ALP-2021-TdS-05
Eine einfache Sackgasse mit Alpenkaribik: das Valle Verzasca
Leckere Polenta und ein Kraftwerk für eine Glühbirne
Mehrere Mühlen hatten im Verzascatal eine gehobene Bedeutung für das Handwerk und die Nahrungsversorgung. Ein kleines Handwerkszentrum war bis 1868 der Ort Frasco, dessen Bedeutung dann mit einer schweren Flut fortgespült wurde. Noch heute kann man eine Mühle direkt in einer Straßennische mit Wasserfall besuchen und der historischen Produktion von Maismehl für Polenta zuschauen, welches der Besucher auch erwerben kann. Unter der Getreidemühle befindet sich ein kleines Elektrizitätskraftwerk, das zwischen 1925 und 1950 stark rationierten Strom für die Bewohner lieferte. Jedes Haus durfte gegen eine Jahresgebühr von einem Franken eine einzige Glühbirne nutzen – aber auch nur soweit genügend Wasser durch den Bergbach sprudelte. Das sollte uns eigentlich zu Demut verhelfen gegenüber Ressourcen, die wir heute achtlos geradezu verschwenden und deren Folgen wir nur noch schwer einfangen können.
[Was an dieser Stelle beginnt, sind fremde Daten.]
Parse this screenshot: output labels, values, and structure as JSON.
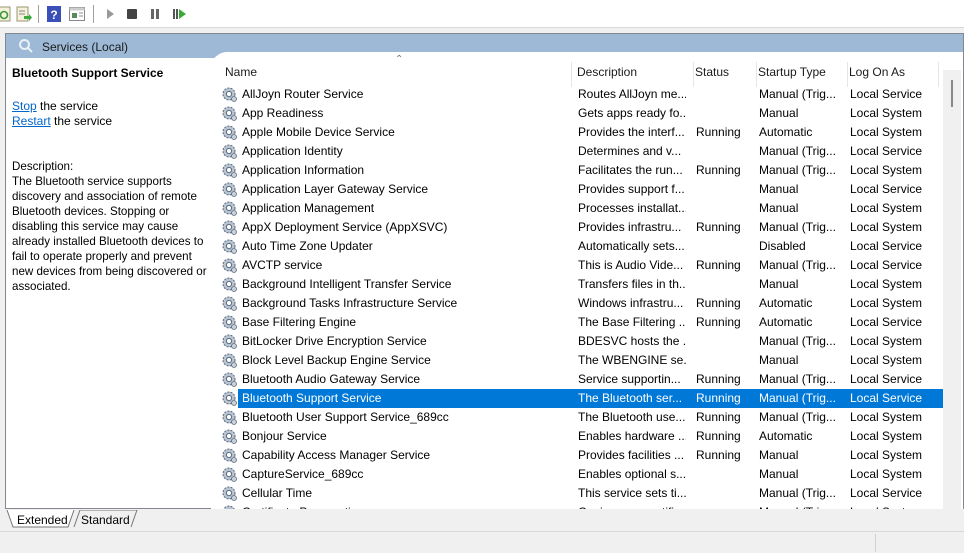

Bevor ich mir den Genuss eines lokalen Polentagerichts zuwendete, war aber noch Zeit für die beiden Endzipfel des Verzascatals. Sonogno ist überraschend gut besucht. Der Ort scheint von weltoffenen und kunstbewussten Menschen bewohnt zu sein, die ihre entschleunigte Lebensfreude in geselliger Weise zelebrieren. Gerade wird zu einer Vernissage angestoßen. Das lokale Museum unterhält sogar Kontakte zu Amnesty International und Unicef. In einem kleinen Laden kann man Produkte des Tals erwerben, Käsespezialitäten sind aber auch bei Bauern im Selbstbedienverkauf ab Kühlschrank erhältlich. Die großflächige Piazzetta verweist wohl noch auf eine Zeit, in der es weit mehr Bewohner gab, derer aber viele in die Neue Welt auswanderten.
Eine Straße führt zunächst entlang dem Hauptquellfluss der Verzasca noch Norden bis Secada. Dort endet der Asphalt zugunsten einer Fahrpiste, die mit Holsteinen so rüttelig ausgebaut ist, dass sie mit Fahrrad nicht vernünftig fahrbar ist. So belasse ich das Ende an der Bergweide, ohne noch bis zum endgültigen Fahrende am Bergweiler Cabiói zu gelangen.
Der zweite Quellzweig führt von Sonogno nach Westen zum Bergweiler Fracéd, wo es nur noch zu Fuß zu Berghütten weitergeht. Gewaltige breite Wasserfälle donnern den Berg hinunter, während andere Fälle in gespreizten Strähnen karibisch anmutende Gumpen bilden. Der mächtig stäubende Strahlwasserfall Cascata de la Froda befindet sich hingegen schon auf der Hälfte der Strecke, noch bevor man die etwas kräftigere Steigung nach Fracéd angeht.
Noch in Sichtweite des Wasserfalls kann ich in der rustikalen Grotta Efra Polenta mit Alpkäse, Gorgonzola und Wurst als die Lokalspezialität des Verzascatals genießen. Nestlé-Produkte oder Coca-Cola werden hier ausdrücklich nicht angeboten. Dafür kann man mit Kryptowährungen bezahlen, das sind nun auch wieder keine zahmen Schäflein. Wirtschaftliche Ethik hatte schon immer kurze Beine. Doch solche Gedanken scheinen in solcher Umgebung unangemessen. Es ist ein Ort für Genuss und Geselligkeit, dem die düsteren Seiten des Lebens fremd sind.